Honest answer: If the blocks aren't\* contiguous, there's an index for that! (\*...

Honest answer: If the blocks aren't* contiguous, there's an index for that!

(* It depends on the database type. In an LSM-tree layer, the blocks are typically contiguous in a file, so direct binary search is possible, though it might not be the most efficient method. The filesystem handles locating blocks in this case.)

The database table is disk blocks containing data where the blocks are logically in order of keys, as if in a contiguous array. Really they are laid out differently on disk.

So there's a block index, which is just a smaller version of the same table data structure: a table mapping keys to values, implemented as blocks in logical order of keys, as if in a contiguous array. Except in this index, the map is from key-ranges of the first table to block locations on disk. This index lets you go from keys to block locations on disk, and it also lets you do a course-grained version of the binary search to narrow down to a single block of the larger table.

Ok, but then how do you look things up in the block index if it's using the same kind of data structure, made of multiple blocks? Same again: Each block index has its own smaller block index.

This neat recursive definition gives you a tower of progressively smaller block indexes until the size is just one block, which doesn't need an index.

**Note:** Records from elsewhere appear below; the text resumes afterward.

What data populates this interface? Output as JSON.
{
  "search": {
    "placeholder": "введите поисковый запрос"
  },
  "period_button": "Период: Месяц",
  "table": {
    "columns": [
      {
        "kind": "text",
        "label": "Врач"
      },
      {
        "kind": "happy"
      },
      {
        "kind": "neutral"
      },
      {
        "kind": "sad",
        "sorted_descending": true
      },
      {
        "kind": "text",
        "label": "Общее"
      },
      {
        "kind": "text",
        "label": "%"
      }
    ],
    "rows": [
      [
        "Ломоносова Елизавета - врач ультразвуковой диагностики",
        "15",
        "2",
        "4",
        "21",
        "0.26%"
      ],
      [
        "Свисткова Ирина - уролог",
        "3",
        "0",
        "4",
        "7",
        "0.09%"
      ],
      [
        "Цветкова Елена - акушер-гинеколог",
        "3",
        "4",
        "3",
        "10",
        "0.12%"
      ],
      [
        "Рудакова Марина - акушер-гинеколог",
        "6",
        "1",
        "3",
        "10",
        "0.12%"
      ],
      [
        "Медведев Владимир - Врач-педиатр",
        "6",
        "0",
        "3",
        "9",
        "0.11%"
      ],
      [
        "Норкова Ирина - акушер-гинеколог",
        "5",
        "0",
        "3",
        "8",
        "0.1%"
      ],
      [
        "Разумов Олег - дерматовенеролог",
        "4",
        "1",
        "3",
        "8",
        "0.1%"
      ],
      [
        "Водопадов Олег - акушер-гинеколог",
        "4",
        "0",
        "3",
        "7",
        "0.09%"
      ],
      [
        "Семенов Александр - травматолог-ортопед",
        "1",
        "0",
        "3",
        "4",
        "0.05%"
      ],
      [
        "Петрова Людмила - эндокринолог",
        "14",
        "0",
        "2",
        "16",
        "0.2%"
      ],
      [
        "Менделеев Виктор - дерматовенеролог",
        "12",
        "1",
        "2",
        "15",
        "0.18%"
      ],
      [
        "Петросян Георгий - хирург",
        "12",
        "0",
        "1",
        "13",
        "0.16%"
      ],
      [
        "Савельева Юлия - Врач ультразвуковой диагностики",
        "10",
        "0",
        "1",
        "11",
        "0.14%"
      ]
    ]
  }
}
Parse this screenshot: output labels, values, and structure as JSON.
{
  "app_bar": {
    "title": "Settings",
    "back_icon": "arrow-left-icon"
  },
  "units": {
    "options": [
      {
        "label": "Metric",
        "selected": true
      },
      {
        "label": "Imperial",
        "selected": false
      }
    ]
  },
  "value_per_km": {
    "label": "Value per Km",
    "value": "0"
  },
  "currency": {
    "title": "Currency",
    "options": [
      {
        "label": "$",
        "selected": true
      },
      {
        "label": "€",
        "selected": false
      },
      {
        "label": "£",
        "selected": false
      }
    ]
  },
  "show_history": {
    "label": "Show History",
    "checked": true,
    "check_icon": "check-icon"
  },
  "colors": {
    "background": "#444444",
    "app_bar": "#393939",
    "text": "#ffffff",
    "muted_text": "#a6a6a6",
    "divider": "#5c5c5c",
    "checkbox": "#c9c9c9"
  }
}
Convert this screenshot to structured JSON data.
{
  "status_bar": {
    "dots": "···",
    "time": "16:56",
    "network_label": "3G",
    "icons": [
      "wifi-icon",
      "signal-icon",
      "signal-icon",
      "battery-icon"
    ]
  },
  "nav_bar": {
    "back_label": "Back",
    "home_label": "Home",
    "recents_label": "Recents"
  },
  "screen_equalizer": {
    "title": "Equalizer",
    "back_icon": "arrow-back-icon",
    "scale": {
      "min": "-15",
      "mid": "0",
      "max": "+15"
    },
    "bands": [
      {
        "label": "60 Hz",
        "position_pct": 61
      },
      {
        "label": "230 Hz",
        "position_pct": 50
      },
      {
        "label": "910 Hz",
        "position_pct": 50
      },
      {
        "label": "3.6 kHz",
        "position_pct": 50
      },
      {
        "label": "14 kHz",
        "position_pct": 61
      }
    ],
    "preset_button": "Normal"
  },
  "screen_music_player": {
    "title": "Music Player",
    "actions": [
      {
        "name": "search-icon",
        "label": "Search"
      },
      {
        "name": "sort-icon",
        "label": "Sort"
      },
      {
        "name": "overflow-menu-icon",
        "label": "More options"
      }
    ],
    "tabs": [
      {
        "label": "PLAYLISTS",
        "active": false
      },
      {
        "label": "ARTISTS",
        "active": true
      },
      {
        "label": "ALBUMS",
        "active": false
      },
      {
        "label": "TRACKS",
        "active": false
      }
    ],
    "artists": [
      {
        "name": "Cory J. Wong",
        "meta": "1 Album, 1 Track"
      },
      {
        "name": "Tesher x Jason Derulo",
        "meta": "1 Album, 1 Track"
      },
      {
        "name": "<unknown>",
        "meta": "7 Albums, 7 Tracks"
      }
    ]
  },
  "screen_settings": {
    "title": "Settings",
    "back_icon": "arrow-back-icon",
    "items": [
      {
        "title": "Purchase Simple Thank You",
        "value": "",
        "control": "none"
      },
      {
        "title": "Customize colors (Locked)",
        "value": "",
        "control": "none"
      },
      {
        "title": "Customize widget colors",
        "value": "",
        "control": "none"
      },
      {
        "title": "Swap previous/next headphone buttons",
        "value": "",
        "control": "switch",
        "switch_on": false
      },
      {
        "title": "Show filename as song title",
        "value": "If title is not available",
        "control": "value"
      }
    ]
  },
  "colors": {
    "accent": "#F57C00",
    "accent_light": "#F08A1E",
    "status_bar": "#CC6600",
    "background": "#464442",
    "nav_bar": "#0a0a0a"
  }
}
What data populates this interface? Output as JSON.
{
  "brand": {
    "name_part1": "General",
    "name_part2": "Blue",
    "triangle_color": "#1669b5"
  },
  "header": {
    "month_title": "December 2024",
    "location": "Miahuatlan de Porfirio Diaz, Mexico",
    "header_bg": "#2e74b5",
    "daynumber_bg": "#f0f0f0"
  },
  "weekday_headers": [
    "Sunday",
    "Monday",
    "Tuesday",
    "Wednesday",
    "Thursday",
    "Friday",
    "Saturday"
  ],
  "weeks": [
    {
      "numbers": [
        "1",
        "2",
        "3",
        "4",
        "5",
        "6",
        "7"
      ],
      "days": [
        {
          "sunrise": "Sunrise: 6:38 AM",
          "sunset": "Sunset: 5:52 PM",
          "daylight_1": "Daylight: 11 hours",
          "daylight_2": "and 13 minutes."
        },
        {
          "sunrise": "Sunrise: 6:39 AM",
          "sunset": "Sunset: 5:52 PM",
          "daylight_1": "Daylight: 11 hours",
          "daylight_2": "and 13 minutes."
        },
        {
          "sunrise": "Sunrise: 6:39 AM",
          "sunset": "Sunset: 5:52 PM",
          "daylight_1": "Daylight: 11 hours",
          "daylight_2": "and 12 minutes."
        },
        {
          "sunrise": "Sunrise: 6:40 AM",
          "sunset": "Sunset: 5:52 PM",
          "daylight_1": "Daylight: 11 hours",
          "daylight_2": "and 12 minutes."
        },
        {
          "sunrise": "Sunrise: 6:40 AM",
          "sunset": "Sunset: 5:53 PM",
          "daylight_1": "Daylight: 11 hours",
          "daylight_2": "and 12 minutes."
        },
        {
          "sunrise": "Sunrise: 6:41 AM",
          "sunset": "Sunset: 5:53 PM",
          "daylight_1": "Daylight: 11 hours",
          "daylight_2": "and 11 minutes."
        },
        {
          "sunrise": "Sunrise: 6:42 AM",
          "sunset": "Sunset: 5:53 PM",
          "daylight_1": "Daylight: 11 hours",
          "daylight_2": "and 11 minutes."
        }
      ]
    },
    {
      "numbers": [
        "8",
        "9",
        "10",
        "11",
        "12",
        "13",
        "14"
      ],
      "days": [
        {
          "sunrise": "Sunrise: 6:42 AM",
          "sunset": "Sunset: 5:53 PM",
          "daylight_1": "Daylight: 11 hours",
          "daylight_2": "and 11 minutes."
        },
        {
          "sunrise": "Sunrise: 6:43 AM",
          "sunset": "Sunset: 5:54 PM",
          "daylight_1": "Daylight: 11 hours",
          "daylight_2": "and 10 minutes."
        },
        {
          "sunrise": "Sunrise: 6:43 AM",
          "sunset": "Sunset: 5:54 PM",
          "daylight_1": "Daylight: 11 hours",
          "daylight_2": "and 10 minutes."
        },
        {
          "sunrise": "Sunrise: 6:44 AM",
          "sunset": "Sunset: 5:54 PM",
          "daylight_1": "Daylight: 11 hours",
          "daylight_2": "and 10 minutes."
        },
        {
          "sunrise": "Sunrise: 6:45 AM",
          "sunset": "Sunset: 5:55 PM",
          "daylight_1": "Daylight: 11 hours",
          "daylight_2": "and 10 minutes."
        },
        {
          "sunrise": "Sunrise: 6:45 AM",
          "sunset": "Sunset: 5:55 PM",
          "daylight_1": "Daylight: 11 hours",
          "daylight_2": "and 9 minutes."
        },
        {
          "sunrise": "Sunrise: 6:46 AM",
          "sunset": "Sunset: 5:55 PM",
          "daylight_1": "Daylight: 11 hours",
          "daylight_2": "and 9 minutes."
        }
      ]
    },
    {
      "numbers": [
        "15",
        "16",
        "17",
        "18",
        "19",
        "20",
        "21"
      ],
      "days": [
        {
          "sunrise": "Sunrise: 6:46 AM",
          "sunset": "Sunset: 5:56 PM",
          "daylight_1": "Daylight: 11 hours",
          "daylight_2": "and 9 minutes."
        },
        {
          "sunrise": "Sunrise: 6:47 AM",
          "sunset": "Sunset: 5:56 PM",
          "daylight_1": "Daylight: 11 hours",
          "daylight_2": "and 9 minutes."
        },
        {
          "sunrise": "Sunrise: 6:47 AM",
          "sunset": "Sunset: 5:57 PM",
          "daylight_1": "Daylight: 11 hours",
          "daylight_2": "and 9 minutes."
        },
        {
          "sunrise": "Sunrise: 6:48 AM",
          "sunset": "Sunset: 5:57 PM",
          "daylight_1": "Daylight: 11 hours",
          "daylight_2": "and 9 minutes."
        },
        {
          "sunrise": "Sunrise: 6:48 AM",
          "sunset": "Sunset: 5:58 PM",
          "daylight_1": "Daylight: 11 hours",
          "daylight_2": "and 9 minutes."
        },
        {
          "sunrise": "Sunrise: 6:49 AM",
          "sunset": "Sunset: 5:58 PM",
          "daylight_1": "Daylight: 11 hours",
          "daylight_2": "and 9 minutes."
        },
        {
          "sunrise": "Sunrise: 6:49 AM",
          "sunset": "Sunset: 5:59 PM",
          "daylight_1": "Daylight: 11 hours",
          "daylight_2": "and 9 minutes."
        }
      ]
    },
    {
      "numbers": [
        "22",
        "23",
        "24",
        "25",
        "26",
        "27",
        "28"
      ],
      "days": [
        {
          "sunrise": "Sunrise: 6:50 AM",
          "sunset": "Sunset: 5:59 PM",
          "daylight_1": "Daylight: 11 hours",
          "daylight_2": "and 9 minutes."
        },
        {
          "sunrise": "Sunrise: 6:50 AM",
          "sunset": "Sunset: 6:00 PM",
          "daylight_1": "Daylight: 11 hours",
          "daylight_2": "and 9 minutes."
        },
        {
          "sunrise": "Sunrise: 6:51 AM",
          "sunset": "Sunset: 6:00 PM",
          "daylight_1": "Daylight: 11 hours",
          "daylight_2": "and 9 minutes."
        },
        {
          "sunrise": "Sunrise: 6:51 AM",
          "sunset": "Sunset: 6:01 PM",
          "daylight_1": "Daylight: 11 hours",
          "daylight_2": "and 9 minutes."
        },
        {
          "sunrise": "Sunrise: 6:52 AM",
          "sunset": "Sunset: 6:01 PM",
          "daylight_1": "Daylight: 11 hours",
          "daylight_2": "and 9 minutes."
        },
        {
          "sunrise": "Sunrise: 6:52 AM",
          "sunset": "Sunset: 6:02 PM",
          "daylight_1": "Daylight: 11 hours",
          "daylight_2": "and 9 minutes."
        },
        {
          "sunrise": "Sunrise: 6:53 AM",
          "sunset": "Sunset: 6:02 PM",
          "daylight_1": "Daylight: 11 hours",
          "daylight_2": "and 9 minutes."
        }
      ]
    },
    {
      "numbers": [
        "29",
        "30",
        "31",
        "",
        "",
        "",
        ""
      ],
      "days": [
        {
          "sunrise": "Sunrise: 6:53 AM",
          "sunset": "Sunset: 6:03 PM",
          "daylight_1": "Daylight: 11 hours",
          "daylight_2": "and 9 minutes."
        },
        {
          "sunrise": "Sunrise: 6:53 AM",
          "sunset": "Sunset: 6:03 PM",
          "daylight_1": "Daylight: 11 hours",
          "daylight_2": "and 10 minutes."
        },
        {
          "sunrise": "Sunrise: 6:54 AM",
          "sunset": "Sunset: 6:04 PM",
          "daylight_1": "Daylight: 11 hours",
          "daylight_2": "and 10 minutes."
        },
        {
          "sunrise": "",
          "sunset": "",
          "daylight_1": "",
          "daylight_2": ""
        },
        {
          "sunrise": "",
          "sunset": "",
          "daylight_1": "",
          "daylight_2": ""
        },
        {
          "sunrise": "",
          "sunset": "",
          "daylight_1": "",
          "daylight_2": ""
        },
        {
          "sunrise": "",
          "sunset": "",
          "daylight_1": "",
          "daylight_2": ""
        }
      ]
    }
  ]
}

Guess what you get when each table of logically sorted, contiguous blocks has a smaller index to say where the blocks are really located?

The data structure is called a B-tree (technically a B+tree), and the smallest index is the root block.

The tree structure arises from the recursive description, where each table has another table (until it stops).

This is a decidedly non-standard way of describing the B-tree data structure. There's no explicit tree. But it's a valid and useful alternative view. (Note, these block indexes are not what is generally meant by database indexes, and they are not visible at the SQL level. They are an implementation detail.)

One of the useful things to emerge from this view is that each level is just logically a flat table, made of blocks that are logically in key order but have arbitrary physical location. It's not necessary for every index to use the same data structure, or be on the same storage. Depending on how you think about algorithms, this description might be simpler to work with.